The blueprint will guide efforts to give users more control over how their personal information is used on the internet and to help businesses maintain consumer trust and grow in the rapidly changing digital environment.
The U.S. could learn a lot from the European Commission’s proposal for a Regulation of the European Parliament and of the Council “on the protection of individuals with regard to the processing of personal data and on the free movement of such data Article 17 provides the data subject’s right to be forgotten and to erasure and has made the personal data public to inform third parties on the data subject’s request to erase any links to, or copy or replication of that personal data.”

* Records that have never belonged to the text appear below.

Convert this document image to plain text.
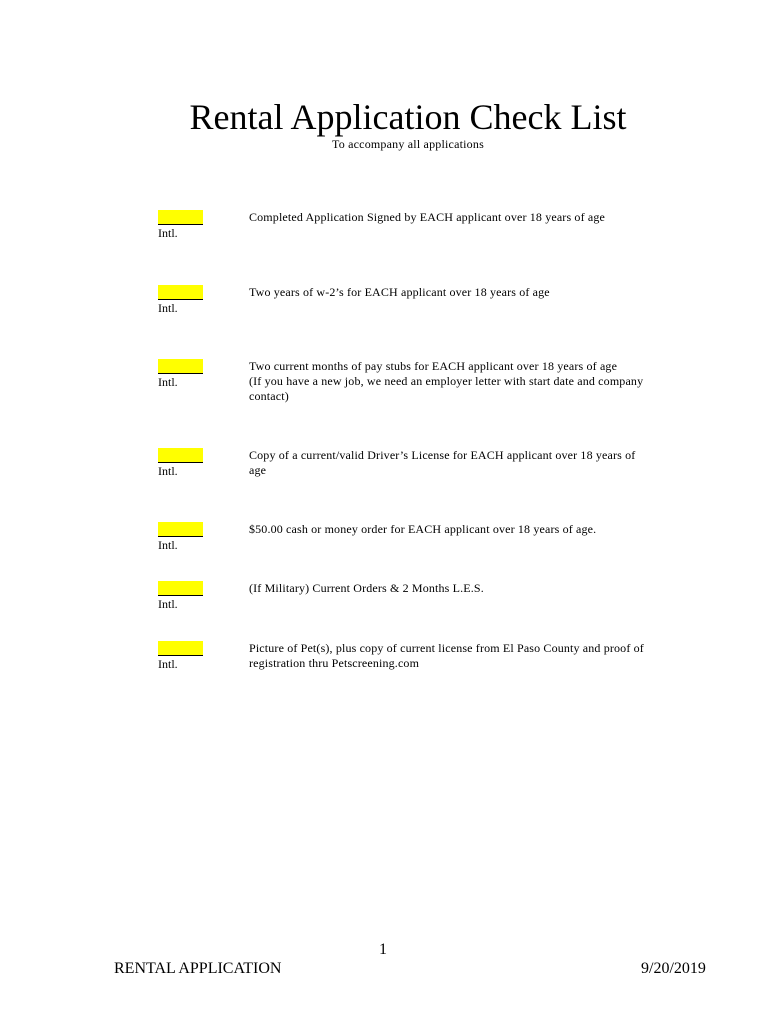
Rental Application Check List
To accompany all applications
Intl.
Completed Application Signed by EACH applicant over 18 years of age
Intl.
Two years of w-2’s for EACH applicant over 18 years of age
Intl.
Two current months of pay stubs for EACH applicant over 18 years of age
(If you have a new job, we need an employer letter with start date and company
contact)
Intl.
Copy of a current/valid Driver’s License for EACH applicant over 18 years of
age
Intl.
$50.00 cash or money order for EACH applicant over 18 years of age.
Intl.
(If Military) Current Orders & 2 Months L.E.S.
Intl.
Picture of Pet(s), plus copy of current license from El Paso County and proof of
registration thru Petscreening.com
1
RENTAL APPLICATION	9/20/2019
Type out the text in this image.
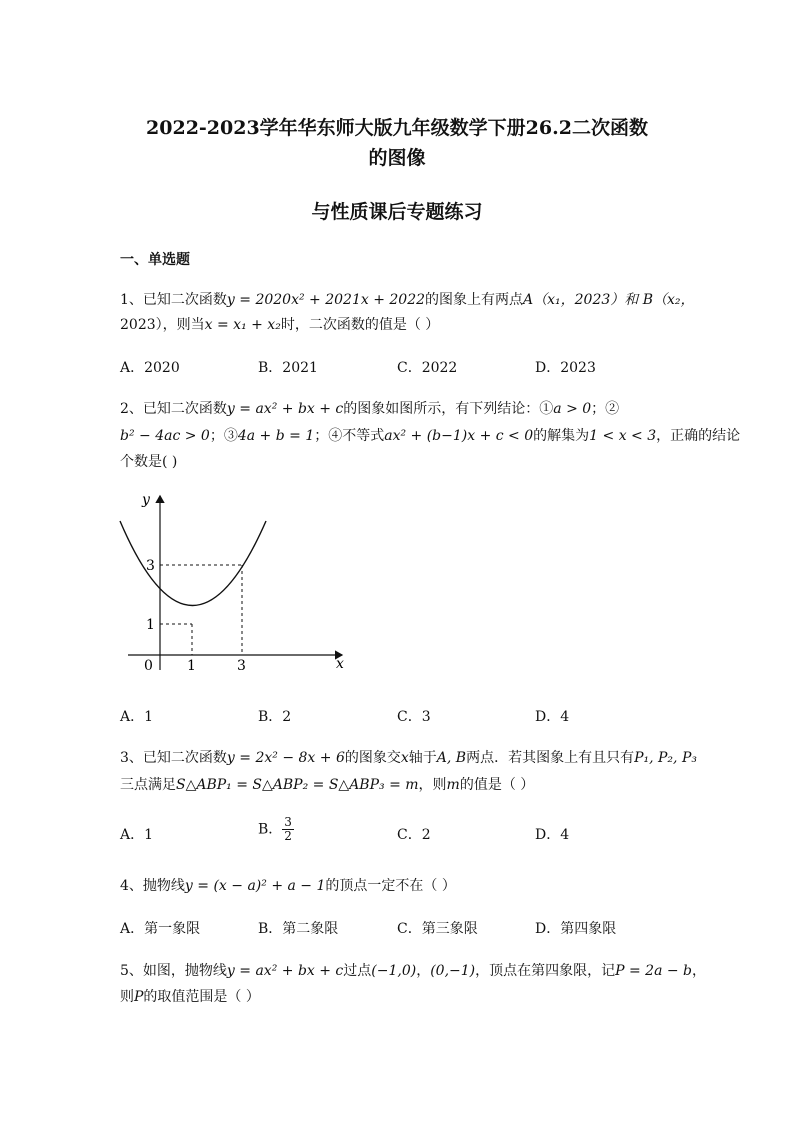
2022-2023学年华东师大版九年级数学下册26.2二次函数
的图像
与性质课后专题练习
一、单选题
1、已知二次函数y = 2020x² + 2021x + 2022的图象上有两点A（x₁，2023）和 B（x₂，
2023），则当x = x₁ + x₂时，二次函数的值是（ ）
A．2020	B．2021	C．2022	D．2023
2、已知二次函数y = ax² + bx + c的图象如图所示，有下列结论：①a > 0；②
b² − 4ac > 0；③4a + b = 1；④不等式ax² + (b−1)x + c < 0的解集为1 < x < 3，正确的结论
个数是( )
y
x
0 1	3
1
3
A．1	B．2	C．3	D．4
3、已知二次函数y = 2x² − 8x + 6的图象交x轴于A, B两点．若其图象上有且只有P₁, P₂, P₃
三点满足S△ABP₁ = S△ABP₂ = S△ABP₃ = m，则m的值是（ ）
A．1	B． $\frac{3}{2}$	C．2	D．4
4、抛物线y = (x − a)² + a − 1的顶点一定不在（ ）
A．第一象限	B．第二象限	C．第三象限	D．第四象限
5、如图，抛物线y = ax² + bx + c过点(−1,0)，(0,−1)，顶点在第四象限，记P = 2a − b，
则P的取值范围是（ ）
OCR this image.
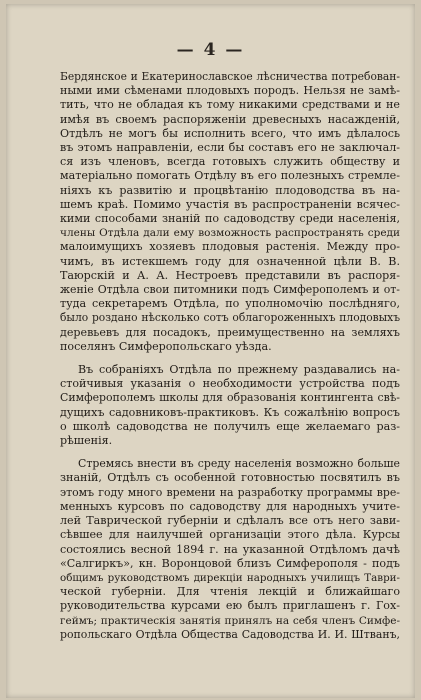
— 4 —
Бердянское и Екатеринославское лѣсничества потребован-
ными ими сѣменами плодовыхъ породъ. Нельзя не замѣ-
тить, что не обладая къ тому никакими средствами и не
имѣя въ своемъ распоряженіи древесныхъ насажденій,
Отдѣлъ не могъ бы исполнить всего, что имъ дѣлалось
въ этомъ направленіи, если бы составъ его не заключал-
ся изъ членовъ, всегда готовыхъ служить обществу и
матеріально помогать Отдѣлу въ его полезныхъ стремле-
ніяхъ къ развитію и процвѣтанію плодоводства въ на-
шемъ краѣ. Помимо участія въ распространеніи всячес-
кими способами знаній по садоводству среди населенія,
члены Отдѣла дали ему возможность распространять среди
малоимущихъ хозяевъ плодовыя растенія. Между про-
чимъ, въ истекшемъ году для означенной цѣли В. В.
Таюрскій и А. А. Нестроевъ представили въ распоря-
женіе Отдѣла свои питомники подъ Симферополемъ и от-
туда секретаремъ Отдѣла, по уполномочію послѣдняго,
было роздано нѣсколько сотъ облагороженныхъ плодовыхъ
деревьевъ для посадокъ, преимущественно на земляхъ
поселянъ Симферопольскаго уѣзда.
Въ собраніяхъ Отдѣла по прежнему раздавались на-
стойчивыя указанія о необходимости устройства подъ
Симферополемъ школы для образованія контингента свѣ-
дущихъ садовниковъ-практиковъ. Къ сожалѣнію вопросъ
о школѣ садоводства не получилъ еще желаемаго раз-
рѣшенія.
Стремясь внести въ среду населенія возможно больше
знаній, Отдѣлъ съ особенной готовностью посвятилъ въ
этомъ году много времени на разработку программы вре-
менныхъ курсовъ по садоводству для народныхъ учите-
лей Таврической губерніи и сдѣлалъ все отъ него зави-
сѣвшее для наилучшей организаціи этого дѣла. Курсы
состоялись весной 1894 г. на указанной Отдѣломъ дачѣ
«Салгиркъ», кн. Воронцовой близъ Симферополя - подъ
общимъ руководствомъ дирекціи народныхъ училищъ Таври-
ческой губерніи. Для чтенія лекцій и ближайшаго
руководительства курсами ею былъ приглашенъ г. Гох-
геймъ; практическія занятія принялъ на себя членъ Симфе-
ропольскаго Отдѣла Общества Садоводства И. И. Штванъ,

The White House Office of the Press Secretary document, “In the Consumer Data Privacy in a Networked World,” a framework for protecting privacy and promoting innovation in the global digital economy states:
“Americans have always cherished our privacy. From the birth of our republic, we assured ourselves protection against unlawful intrusion into our homes and our personal papers. At the same time, we set up a postal system to enable citizens all over the new nation to engage in commerce and political discourse. Soon after, Congress made it a crime to invade the privacy of the mails. And later we extended privacy protections to new modes of communications such as the telephone, the computer, and eventually email.”
Privacy is a basic human right. If advertisers, social media and the companies that sell advertising tracking tools don’t tone it down or offer some mechanism for opting out, either the government or consumers will revolt. The time is now to find a happy medium, or else many of the free online services will either shut their doors or cost consumers more than they are willing to spend, either in cash or privacy.